The F1 score is calculated as:
F1 = 2 * (precision * recall) / (precision + recall)
And can be computed in scikit-learn using f1_score
:
from sklearn.metrics import f1_score
f1 = f1_score(y_true, y_pred)
F1 scores range from 0 to 1, with higher scores indicating better performance. It is a useful metric for imbalanced datasets or when false positives and false negatives have different costs.
ROC AUC
For binary classification problems, another common metric is the ROC AUC score. ROC stands for Receiver Operating Characteristic, and AUC stands for Area Under the Curve. The ROC curve is a plot of the true positive rate against the false positive rate as the classification threshold varies. The AUC score summarizes the curve as the total area underneath it. A perfect classifier will have an AUC of 1, while a purely random classifier will have an AUC of around 0.5.

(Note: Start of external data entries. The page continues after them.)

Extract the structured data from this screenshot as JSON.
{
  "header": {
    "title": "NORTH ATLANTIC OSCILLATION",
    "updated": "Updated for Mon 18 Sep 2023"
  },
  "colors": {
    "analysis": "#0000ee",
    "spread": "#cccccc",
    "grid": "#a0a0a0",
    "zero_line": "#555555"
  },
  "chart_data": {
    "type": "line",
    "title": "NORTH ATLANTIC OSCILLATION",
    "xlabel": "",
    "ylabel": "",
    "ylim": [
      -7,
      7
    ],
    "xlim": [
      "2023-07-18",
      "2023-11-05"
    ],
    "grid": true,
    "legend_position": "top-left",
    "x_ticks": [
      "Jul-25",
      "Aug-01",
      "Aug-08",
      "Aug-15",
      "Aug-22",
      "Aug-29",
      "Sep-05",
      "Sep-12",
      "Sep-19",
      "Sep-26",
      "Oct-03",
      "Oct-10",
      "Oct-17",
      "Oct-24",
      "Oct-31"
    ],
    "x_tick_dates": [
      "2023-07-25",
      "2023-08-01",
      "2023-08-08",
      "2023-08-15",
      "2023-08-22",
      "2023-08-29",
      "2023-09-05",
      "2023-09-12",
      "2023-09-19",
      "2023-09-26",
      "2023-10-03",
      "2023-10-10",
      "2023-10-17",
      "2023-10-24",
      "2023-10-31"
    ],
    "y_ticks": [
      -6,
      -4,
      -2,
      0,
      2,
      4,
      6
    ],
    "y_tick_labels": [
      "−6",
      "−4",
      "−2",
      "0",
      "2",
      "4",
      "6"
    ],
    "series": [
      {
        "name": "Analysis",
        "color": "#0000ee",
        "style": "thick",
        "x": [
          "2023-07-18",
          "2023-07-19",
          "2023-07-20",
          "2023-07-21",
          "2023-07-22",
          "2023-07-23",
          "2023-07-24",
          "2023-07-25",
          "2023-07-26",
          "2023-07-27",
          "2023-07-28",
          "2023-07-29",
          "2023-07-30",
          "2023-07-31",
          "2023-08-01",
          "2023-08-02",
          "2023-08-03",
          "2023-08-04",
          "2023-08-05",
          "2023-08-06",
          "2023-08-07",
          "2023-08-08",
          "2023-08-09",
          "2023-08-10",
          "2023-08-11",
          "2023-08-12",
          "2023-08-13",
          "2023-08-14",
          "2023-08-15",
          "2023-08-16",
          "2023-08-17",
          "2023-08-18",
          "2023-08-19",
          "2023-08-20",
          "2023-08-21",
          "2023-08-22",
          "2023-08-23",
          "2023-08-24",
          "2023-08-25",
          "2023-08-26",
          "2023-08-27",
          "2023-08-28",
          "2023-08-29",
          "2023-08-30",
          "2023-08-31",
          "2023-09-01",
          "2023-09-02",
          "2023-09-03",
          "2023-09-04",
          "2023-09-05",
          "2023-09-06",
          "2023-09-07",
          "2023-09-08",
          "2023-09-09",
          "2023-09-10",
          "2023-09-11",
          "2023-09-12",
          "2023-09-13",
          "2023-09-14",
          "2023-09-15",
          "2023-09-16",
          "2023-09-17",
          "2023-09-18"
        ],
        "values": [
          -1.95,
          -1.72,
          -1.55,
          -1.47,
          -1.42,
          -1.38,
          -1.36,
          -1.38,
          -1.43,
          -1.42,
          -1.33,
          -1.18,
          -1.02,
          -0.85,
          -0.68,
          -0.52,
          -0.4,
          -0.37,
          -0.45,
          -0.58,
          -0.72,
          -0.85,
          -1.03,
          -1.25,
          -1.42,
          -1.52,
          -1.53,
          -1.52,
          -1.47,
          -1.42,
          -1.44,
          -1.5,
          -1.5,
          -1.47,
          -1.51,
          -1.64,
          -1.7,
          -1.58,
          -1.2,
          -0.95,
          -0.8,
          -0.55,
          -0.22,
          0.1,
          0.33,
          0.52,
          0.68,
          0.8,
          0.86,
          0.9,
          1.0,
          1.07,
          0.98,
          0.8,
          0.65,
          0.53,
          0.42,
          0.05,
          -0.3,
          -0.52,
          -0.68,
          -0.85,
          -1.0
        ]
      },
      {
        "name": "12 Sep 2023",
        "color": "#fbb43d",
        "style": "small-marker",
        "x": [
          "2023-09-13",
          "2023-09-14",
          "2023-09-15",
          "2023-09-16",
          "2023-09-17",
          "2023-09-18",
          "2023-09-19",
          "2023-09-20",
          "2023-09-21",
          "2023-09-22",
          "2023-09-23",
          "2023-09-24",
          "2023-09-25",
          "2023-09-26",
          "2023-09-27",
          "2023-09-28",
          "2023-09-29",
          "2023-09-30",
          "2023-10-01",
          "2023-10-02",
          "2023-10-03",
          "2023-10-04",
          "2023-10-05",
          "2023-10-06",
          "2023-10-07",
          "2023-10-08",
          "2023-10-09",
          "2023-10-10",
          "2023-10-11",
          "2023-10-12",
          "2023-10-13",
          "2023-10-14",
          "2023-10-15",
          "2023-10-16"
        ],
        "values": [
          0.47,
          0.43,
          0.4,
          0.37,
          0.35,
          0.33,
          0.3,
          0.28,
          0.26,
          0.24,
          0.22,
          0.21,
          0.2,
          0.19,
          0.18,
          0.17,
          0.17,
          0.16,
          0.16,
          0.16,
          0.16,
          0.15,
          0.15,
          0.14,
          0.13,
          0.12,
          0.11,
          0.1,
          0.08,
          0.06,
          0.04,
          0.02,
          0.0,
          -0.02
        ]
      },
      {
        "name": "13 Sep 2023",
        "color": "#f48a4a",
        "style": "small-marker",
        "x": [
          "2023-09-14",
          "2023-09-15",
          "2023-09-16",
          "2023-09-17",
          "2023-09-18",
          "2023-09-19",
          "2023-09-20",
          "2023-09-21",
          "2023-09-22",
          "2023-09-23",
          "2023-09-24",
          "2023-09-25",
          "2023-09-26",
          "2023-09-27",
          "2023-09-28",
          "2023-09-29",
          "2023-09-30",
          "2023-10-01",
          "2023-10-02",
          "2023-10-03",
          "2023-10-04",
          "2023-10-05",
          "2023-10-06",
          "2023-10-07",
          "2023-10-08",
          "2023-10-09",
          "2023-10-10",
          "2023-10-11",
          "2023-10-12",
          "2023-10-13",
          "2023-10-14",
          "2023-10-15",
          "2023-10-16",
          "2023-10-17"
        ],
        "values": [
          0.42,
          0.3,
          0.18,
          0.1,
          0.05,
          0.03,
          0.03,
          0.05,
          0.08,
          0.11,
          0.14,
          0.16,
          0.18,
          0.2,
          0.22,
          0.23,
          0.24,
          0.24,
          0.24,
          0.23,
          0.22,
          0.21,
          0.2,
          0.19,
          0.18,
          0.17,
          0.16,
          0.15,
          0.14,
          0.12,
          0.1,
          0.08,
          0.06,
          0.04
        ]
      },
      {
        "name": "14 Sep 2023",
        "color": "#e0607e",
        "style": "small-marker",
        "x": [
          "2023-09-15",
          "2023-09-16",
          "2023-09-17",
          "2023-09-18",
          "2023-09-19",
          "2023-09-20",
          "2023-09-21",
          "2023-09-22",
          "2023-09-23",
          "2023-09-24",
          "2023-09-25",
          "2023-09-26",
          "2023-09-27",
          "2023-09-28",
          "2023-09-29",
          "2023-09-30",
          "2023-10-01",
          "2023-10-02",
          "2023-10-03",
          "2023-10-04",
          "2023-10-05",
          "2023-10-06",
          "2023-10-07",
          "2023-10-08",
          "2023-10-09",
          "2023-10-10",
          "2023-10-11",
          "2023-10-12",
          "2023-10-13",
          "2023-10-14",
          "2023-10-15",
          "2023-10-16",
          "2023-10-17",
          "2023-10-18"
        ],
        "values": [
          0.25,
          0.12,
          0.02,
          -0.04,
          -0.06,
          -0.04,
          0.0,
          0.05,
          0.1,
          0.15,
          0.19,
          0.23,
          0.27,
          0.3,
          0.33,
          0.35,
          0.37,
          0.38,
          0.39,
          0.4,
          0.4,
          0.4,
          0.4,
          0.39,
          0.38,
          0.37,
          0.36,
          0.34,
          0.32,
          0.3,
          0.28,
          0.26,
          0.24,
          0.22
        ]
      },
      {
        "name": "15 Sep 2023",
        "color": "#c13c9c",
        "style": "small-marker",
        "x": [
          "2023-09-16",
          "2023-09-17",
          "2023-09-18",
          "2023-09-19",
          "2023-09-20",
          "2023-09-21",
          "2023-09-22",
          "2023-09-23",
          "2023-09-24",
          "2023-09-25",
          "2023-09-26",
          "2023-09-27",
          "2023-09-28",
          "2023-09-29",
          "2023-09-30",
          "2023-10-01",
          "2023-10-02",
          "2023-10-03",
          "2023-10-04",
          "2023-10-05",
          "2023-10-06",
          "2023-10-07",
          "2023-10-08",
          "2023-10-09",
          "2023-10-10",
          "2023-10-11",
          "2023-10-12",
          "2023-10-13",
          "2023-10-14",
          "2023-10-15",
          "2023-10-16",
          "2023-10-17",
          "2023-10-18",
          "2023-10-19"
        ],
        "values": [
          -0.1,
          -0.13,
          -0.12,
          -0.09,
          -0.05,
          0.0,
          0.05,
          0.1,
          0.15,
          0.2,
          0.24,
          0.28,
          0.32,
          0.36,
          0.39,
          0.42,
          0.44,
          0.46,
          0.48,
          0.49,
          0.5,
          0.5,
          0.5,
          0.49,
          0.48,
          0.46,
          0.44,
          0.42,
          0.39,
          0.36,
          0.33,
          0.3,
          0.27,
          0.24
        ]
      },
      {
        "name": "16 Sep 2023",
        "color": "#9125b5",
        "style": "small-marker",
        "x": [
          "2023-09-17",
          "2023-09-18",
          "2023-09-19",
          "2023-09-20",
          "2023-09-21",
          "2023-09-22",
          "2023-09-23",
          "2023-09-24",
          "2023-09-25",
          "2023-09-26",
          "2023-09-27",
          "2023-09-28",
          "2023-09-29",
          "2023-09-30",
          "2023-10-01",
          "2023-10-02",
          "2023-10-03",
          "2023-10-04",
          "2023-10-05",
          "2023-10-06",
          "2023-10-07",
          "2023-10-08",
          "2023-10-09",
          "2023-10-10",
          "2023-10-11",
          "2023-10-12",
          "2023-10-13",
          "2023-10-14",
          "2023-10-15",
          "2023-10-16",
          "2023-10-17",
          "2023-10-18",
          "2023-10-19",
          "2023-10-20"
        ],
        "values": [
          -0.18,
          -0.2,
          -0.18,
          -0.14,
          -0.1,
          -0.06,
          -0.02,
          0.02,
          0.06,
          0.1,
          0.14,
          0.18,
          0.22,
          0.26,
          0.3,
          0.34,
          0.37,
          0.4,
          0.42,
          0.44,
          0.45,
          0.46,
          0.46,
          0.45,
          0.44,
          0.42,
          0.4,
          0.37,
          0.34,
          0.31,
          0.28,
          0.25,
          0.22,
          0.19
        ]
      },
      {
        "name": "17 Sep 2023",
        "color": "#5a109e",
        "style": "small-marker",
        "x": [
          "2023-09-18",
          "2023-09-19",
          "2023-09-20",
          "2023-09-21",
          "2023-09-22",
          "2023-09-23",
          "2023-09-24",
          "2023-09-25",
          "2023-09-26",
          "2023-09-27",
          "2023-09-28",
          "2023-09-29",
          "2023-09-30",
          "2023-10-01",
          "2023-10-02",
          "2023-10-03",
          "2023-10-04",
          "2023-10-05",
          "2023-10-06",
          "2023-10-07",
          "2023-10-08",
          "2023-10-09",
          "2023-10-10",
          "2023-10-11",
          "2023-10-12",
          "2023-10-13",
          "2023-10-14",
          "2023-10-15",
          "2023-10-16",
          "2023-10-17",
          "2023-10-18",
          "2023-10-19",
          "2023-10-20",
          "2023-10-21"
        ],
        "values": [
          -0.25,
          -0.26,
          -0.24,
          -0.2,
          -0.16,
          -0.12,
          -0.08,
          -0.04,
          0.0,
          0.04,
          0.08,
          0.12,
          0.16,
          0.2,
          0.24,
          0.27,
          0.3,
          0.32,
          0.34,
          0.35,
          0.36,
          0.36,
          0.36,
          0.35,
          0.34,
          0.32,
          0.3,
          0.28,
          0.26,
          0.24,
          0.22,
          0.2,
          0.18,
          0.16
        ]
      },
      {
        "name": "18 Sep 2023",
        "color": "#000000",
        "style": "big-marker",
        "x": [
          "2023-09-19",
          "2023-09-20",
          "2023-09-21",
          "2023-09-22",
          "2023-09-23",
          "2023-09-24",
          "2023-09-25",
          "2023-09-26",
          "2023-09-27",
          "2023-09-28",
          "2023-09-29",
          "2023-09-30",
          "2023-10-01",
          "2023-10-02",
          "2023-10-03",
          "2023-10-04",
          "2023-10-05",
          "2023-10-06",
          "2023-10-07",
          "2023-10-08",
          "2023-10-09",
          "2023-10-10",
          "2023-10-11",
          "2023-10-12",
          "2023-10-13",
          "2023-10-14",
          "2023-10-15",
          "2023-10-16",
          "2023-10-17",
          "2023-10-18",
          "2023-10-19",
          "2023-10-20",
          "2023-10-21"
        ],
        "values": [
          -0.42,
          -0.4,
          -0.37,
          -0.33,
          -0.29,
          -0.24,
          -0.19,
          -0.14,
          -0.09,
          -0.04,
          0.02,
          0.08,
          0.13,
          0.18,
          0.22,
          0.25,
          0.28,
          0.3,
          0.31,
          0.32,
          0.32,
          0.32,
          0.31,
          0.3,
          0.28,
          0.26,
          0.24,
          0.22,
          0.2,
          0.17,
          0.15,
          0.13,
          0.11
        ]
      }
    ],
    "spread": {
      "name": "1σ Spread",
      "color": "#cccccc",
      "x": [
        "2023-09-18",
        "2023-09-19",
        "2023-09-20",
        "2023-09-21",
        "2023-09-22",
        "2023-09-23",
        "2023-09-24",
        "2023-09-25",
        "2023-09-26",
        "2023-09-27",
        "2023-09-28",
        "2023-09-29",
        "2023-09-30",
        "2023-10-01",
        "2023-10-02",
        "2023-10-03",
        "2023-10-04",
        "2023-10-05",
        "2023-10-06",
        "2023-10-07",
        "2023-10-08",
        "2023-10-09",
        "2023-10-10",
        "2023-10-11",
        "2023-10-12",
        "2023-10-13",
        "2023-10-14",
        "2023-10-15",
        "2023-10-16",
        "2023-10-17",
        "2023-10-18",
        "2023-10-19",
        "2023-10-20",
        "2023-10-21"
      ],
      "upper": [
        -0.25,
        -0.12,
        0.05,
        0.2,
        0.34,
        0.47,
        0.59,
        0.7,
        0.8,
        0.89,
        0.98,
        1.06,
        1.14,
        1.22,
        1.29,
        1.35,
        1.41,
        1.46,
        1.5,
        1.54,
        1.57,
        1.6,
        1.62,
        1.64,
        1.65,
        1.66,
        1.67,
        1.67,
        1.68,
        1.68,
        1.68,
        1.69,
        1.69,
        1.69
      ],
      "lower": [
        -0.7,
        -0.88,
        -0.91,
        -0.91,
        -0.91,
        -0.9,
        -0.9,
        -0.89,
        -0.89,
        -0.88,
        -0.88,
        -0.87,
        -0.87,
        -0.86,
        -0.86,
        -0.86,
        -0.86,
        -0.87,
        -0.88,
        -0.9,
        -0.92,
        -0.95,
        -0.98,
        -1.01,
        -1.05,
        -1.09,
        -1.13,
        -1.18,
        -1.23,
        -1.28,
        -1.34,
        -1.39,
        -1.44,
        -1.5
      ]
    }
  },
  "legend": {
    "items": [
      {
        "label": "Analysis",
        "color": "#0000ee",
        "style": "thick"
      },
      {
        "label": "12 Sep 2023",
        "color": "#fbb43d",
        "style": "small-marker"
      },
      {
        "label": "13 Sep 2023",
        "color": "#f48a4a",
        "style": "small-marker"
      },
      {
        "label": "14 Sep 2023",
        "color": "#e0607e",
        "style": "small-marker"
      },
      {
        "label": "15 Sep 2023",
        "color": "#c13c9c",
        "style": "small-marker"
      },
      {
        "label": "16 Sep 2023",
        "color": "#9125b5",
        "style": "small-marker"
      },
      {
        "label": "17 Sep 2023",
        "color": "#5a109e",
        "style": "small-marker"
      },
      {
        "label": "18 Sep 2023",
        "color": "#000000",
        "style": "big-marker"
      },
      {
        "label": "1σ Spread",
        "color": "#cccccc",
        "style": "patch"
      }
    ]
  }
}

Scikit-learn provides roc_auc_score
to calculate this metric:
from sklearn.metrics import roc_auc_score
roc_auc = roc_auc_score(y_true, y_pred)
ROC AUC is useful when you need to evaluate and compare multiple binary classifiers. It captures how well the models are able to distinguish the positive and negative classes overall.
Conclusion
Metric | Description | Best Use Case |
---|---|---|
Accuracy | Number of correct predictions divided by the total number of predictions | Symmetric datasets where false positives and false negatives are equally undesirable |
Precision | Proportion of positive predictions that are actually correct | Classification problems where false positives are more detrimental |
Recall | Proportion of actual positive instances that are correctly predicted positive | Classification problems where false negatives are more detrimental |
F1 Score | Harmonic mean of precision and recall, providing a balance between the two | Imbalanced datasets or when false positives and false negatives have different costs |
ROC AUC | Summarizes the ROC curve as the total area underneath it, indicating the ability to distinguish between positive and negative classes | Evaluation and comparison of multiple binary classifiers |
Evaluating classification models properly is critical for understanding their performance characteristics and selecting the right model for your application. Scikit-learn provides many useful metrics like accuracy, precision/recall, F1 score, and ROC AUC to quantify model performance on classification problems.
Consider what aspects of performance are most important for your particular use case, and select evaluation metrics accordingly. Tracking these metrics during model development can help you iteratively improve your models.